Nachruf auf Igor Hergenröther

Igor wurde als Igor Alexejewitsch Gergenreder in der russischen Stadt Buguruslan – in den südlichen Ausläufern des Urals – als Sohn deportierter Wolgadeutschen geboren. Früh erkrankte er an Kinderlähmung, die seine Gesundheit ein Leben lang beeinträchtigen sollte.

Trotz der Brandmarkung der Familie als Angehörige einer „problematischen“ Minderheit – erschwerend kam hinzu, dass Igors Vater im Russischen Bürgerkrieg auf der Seite der sog. Weißen kämpfte! – durfte Igor nach der Schule an der angesehenen Kasaner Universität Journalistik studieren. Frühe Stationen seines Berufslebens waren u.a. Nowokujbyschewsk (in der Region Samara) und Riga, wo er 1974 einige Zeit als Praktikant verbrachte.

Gemäß einer Anordnung der Sowjetbehörden, wonach sich Russlanddeutsche nicht dauerhaft in den großen Städten niederlassen durften, musste Igor nach dem Studium lange nach einem Zuhause suchen. Als aufmüpfiger Journalist war er zusätzlich suspekt: Er hatte angefangen, zu den schmutzigen Machenschaften der sowjetischen Nuklearindustrie östlich des Urals zu recherchieren. Schließlich gelang es ihm, sich in Kischinau, der Hauptstadt der Moldawischen SSR (heute die Republik Moldau) niederzulassen. Ab 1985 widmete er sich dort auch dem literarischen Schreiben. Es entstanden zahlreiche experimentierfreudige Prosawerke.

In Kischinau lernte Igor seine erste Ehefrau, Tamara, kennen. Zusammen bekamen sie eine Tochter, Nelli. Nach dem Zerfall der Sowjetunion gerieten die Hergenröthers zunehmend ins Visier der an die Macht gelangten moldauischen Nationalist*innen. Tamara verlor ihre Stelle als Verlagslektorin, auch Igor bekam kaum noch Aufträge. Schriftliche und mündliche Drohungen häuften sich, außerdem wurde einmal auf die Wohnung der Familie geschossen.

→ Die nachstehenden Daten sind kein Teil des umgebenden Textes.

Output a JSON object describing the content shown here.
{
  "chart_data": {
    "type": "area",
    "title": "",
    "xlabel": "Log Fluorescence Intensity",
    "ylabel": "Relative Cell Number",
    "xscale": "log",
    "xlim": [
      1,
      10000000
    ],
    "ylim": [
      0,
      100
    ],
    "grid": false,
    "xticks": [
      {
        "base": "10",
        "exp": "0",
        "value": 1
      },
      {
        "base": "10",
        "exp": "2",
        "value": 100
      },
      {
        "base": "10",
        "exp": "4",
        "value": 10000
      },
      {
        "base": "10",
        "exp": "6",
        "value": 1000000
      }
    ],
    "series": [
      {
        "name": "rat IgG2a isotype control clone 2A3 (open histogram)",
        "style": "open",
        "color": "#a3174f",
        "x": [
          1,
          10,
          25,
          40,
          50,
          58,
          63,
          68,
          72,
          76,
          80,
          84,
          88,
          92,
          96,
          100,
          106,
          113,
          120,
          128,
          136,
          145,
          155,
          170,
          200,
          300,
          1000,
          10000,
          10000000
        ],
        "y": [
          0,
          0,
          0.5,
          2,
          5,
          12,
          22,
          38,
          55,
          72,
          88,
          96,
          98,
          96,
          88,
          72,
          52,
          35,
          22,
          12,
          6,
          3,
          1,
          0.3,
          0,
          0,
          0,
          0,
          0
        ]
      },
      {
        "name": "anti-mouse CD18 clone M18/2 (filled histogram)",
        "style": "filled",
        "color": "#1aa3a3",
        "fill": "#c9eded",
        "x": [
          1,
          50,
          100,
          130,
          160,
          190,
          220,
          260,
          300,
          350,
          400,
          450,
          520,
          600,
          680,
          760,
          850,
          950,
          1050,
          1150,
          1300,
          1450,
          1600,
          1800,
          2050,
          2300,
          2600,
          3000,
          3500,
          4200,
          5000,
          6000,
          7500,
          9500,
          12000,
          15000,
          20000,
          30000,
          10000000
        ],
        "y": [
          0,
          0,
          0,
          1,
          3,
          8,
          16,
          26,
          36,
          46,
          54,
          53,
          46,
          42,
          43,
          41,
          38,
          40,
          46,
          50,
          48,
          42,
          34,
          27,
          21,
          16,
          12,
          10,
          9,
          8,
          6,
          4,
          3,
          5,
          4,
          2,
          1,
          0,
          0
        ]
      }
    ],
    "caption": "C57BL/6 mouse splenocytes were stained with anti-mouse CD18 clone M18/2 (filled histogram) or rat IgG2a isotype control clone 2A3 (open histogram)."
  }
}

Über anarchistische Kontakte in Russland wandte sich Igor an die damalige Osteuropa-Arbeitsgruppe der FAU, die bald Igors Bemühungen um Anerkennung als „Spätaussiedler“ unterstützte. Der angestrebten Ausreise in die Bundesrepublik durften sich Tamara und Nelli als Angehörige anschließen. Die moldauischen Behörden stellten aber Hürden auf, so dass die FAU eine Protestkampagne ins Leben rief – u.a. mit einer Aktion vor dem moldauischen Konsulat in Frankfurt/M. –, um den Druck zu erhöhen. 1994 gelang schließlich die Ausreise.

Nach etlichen Monaten in Übergangswohnheimen in den neuen Bundesländern, während das Einbürgerungsverfahren lief, ließen sich Hergenröthers 1995 in Berlin-Moabit nieder. Igor bezog eine Rente, beteiligte sich einige Jahre lang an der Arbeit der Osteuropa-AG der FAU und widmete sich verstärkt dem Schreiben. In diesen Jahren entstand sein wohl bekanntestes Werk, die autobiographische Novelle „Gebt dem König die Hand“ (Volk und Welt, 1998), die ein Jahr zuvor in verkürzter Form als „Дайте руку королю“ in einer Berliner Literaturzeitschrift erschienen war. Darin verarbeitete Igor seine haarsträubenden Erfahrungen in einer Moskauer Klinik für poliokranke Kinder.

In den Folgejahren veröffentlichte Igor zahlreiche Artikel, Erzählungen und Novellen in russischsprachigen Publikationen in Deutschland und Russland. Seine Texte sind überwiegend fantasievoll und sozialkritisch, enthalten auch viele familienhistorische Bezüge. Igor warnte rechtzeitig vor dem heraufziehenden Putinismus in Russland.

Mitte der 2010er Jahre heiratete Igor erneut. Über seine letzten Lebensjahre ist seinen ehemaligen FAU-Genoss*innen wenig bekannt. Im April 2022 starb er 69-jährig in Berlin.